For Payment.  Pharmacy may use and disclose PHI in order to bill and collect payment for the health care services provided to you. For example, we will disclose PHI to your health plan or pharmacy benefit manager to determine whether your prescription will be covered and the amount of your co-payment responsibility. We will disclose PHI to bill your health plan for the costs of prescription medications dispensed to you. The information on the bill may include information that identifies you, as well as the prescription medications you are taking.

For Health Care Operations.  Pharmacy may use and disclose PHI as part of its general business operations as a pharmacy. For example, we may use or disclose PHI for purposes of the evaluation of the treatment and services you receive and the performance of our staff in caring for you; for obtaining legal, accounting, auditing and other services; and for general business management and administration.

Other Uses and Disclosures For Which Consent, Authorization, or Opportunity to Object is Not Required.  In addition to using or disclosing PHI for treatment, payment and health care operations, Pharmacy may use and disclose PHI without your consent, written authorization, or opportunity to object in certain other circumstances summarized in the following situations:

As Required by Law, For Law Enforcement, and in Judicial or Administrative Proceedings.  Pharmacy may use and disclose PHI when required to do so by applicable law. Pharmacy also may disclose PHI when ordered to do so in a judicial or administrative proceeding; in response to a subpoena or other lawful process in a judicial or administrative proceeding; in response to a warrant or summons issued by a judicial officer or a grand jury subpoena; in response to a request by an administrative agency; to identify or locate a suspect, fugitive, material witness, or missing person; when dealing with gunshot and other wounds; about criminal conduct; to report a crime, the location of the crime or victims, or the identity, description, or location of a person who committed a crime; or for other law enforcement purposes.

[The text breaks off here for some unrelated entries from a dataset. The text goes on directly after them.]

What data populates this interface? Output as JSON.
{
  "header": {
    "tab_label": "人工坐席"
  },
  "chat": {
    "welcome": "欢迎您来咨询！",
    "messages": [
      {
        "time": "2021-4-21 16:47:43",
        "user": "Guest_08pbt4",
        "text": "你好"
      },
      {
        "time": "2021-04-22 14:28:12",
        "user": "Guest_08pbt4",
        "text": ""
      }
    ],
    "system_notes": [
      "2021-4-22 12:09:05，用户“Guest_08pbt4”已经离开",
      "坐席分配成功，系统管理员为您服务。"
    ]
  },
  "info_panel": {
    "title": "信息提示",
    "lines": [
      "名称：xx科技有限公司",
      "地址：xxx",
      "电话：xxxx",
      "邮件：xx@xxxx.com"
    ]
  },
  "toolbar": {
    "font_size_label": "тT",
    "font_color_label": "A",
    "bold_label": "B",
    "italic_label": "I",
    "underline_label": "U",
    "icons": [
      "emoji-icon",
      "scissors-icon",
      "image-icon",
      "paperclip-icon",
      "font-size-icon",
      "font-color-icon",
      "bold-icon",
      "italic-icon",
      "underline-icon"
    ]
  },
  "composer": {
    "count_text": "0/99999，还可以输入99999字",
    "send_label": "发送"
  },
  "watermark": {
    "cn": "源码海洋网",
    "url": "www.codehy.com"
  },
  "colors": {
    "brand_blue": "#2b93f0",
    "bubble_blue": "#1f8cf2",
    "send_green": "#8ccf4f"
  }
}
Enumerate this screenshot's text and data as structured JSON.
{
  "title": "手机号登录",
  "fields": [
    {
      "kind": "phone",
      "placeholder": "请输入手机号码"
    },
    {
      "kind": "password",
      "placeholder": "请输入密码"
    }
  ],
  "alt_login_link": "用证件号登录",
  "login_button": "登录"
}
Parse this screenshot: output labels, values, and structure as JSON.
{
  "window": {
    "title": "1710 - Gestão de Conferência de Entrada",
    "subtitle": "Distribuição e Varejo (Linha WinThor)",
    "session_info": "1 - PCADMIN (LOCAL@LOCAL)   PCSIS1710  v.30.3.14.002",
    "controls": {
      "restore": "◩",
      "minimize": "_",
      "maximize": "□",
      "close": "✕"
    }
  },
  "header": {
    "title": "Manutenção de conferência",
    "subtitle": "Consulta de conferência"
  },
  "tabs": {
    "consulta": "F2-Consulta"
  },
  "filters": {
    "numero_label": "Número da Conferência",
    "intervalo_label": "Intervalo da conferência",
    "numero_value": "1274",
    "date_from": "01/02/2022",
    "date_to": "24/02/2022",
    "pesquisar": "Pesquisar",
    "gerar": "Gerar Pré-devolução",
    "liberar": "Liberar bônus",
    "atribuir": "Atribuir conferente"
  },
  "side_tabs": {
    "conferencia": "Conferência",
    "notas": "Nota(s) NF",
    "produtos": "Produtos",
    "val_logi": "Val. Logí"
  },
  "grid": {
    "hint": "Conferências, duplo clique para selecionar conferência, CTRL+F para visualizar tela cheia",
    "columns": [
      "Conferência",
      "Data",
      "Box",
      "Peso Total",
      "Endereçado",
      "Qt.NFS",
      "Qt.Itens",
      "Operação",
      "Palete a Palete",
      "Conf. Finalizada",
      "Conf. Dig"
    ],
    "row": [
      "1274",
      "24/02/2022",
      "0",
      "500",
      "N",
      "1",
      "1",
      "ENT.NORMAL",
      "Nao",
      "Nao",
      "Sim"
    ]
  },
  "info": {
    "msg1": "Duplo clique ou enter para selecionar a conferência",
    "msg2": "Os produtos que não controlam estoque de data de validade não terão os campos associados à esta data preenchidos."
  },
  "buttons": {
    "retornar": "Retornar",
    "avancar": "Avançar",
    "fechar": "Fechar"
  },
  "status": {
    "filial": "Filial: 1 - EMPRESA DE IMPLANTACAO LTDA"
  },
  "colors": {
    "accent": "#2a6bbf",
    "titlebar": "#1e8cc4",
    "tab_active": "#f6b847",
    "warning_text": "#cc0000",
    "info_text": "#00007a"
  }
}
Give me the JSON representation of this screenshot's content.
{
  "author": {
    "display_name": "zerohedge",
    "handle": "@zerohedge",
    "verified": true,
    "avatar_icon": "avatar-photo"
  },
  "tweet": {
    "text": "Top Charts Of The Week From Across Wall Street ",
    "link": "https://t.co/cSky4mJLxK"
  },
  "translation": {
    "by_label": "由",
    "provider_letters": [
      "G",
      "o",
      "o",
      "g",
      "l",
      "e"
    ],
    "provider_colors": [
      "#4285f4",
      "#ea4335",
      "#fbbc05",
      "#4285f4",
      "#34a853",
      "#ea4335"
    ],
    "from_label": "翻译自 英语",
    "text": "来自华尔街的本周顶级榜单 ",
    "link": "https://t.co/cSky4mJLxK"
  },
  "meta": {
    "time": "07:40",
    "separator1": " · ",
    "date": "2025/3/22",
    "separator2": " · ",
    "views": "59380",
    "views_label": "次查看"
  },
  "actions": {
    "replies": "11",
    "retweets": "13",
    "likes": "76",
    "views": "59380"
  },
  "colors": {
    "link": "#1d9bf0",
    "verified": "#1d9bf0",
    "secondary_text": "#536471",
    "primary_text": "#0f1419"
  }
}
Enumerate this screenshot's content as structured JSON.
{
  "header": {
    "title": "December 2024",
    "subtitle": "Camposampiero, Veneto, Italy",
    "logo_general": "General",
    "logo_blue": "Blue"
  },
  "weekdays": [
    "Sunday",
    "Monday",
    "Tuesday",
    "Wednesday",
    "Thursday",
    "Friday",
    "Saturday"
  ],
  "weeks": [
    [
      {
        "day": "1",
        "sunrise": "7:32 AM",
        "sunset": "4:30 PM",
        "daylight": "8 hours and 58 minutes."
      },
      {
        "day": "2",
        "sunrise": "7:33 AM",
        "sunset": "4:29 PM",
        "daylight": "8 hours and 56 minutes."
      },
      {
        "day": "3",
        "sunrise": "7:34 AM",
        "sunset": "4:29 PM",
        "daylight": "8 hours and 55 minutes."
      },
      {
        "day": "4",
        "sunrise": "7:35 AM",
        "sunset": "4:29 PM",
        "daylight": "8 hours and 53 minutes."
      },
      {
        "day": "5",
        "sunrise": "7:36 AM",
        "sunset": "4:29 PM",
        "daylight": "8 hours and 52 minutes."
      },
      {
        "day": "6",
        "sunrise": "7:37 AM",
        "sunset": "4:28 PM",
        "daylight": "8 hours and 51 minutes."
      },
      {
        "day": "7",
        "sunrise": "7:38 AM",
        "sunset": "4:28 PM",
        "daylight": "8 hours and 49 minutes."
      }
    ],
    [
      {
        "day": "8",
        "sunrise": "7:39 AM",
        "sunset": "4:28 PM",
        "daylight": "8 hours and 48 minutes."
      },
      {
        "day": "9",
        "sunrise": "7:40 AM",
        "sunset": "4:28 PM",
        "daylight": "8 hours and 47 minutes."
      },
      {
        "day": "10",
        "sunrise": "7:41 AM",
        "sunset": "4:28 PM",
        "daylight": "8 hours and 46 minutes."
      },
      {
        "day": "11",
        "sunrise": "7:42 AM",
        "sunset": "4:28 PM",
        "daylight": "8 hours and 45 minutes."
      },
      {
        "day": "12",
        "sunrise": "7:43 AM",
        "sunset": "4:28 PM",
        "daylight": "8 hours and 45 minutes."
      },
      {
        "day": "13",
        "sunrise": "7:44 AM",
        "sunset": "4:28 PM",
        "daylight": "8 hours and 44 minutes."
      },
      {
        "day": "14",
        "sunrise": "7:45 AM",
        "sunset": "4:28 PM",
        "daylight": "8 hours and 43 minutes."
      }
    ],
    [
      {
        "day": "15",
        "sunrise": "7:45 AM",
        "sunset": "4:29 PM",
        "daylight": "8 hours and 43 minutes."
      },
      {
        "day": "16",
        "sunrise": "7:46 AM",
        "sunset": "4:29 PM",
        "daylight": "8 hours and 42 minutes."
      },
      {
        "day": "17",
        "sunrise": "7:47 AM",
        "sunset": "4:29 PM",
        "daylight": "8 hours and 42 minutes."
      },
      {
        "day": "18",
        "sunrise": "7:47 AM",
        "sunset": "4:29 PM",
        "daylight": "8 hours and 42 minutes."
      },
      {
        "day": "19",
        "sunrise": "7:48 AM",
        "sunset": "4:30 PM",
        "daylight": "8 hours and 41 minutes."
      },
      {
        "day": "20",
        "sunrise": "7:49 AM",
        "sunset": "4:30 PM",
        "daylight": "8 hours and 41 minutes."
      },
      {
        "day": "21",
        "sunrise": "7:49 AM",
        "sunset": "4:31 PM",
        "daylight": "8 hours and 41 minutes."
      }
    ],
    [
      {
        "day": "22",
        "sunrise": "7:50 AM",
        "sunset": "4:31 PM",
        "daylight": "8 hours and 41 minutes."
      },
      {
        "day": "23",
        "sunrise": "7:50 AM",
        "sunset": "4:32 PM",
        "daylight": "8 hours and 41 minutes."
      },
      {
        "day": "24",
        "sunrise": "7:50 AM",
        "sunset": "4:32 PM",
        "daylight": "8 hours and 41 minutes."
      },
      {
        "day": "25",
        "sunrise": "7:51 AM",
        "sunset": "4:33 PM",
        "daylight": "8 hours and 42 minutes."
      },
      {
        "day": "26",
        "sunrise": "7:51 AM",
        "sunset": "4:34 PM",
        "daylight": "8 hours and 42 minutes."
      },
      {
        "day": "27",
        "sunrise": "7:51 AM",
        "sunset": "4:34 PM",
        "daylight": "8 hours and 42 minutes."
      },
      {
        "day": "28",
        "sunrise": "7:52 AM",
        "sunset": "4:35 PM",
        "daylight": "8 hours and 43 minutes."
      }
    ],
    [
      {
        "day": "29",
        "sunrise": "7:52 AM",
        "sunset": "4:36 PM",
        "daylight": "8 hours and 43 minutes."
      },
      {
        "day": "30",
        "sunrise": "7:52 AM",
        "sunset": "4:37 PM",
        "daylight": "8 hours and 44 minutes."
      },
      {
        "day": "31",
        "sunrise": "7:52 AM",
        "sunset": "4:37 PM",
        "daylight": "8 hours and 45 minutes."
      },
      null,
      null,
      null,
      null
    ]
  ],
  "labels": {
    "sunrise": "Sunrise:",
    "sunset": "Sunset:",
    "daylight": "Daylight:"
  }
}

For Public Health Activities and Public Health Risks.  Pharmacy may disclose PHI to government officials in charge of collecting information about births and deaths, preventing and controlling disease, reports of child abuse or neglect and of other victims of abuse, neglect, or domestic violence; to notify a person who may have been exposed to a communicable disease or may be at risk of contracting or spreading a disease or condition; and to report defects or problems in food, drugs or other products to persons subject to regulation by the U.S. Food and Drug Administration (“FDA”).

For Health Oversight Activities.  Pharmacy may disclose PHI to the government for oversight activities authorized by law, such as audits, investigations, inspections, licensure or disciplinary actions, and other proceedings or activities necessary for monitoring the health care system, government programs, and compliance with civil rights laws.

Coroners, Medical Examiners, and Funeral Directors.  Pharmacy may disclose PHI to coroners, medical examiners, and funeral directors for the purpose of identifying a decedent, determining a cause of death, or otherwise as necessary to enable these parties to carry out their duties consistent with applicable law.

Organ, Eye, and Tissue Donation.  Pharmacy may release PHI to organ procurement organizations to facilitate donation and transplantation.

Research.  Pharmacy may use and disclose PHI for medical research.

To Avoid a Serious Threat to Health or Safety.  Pharmacy may use and disclose PHI, to law enforcement personnel or other appropriate persons, to prevent or lessen a serious threat to the health or safety of a person or the public.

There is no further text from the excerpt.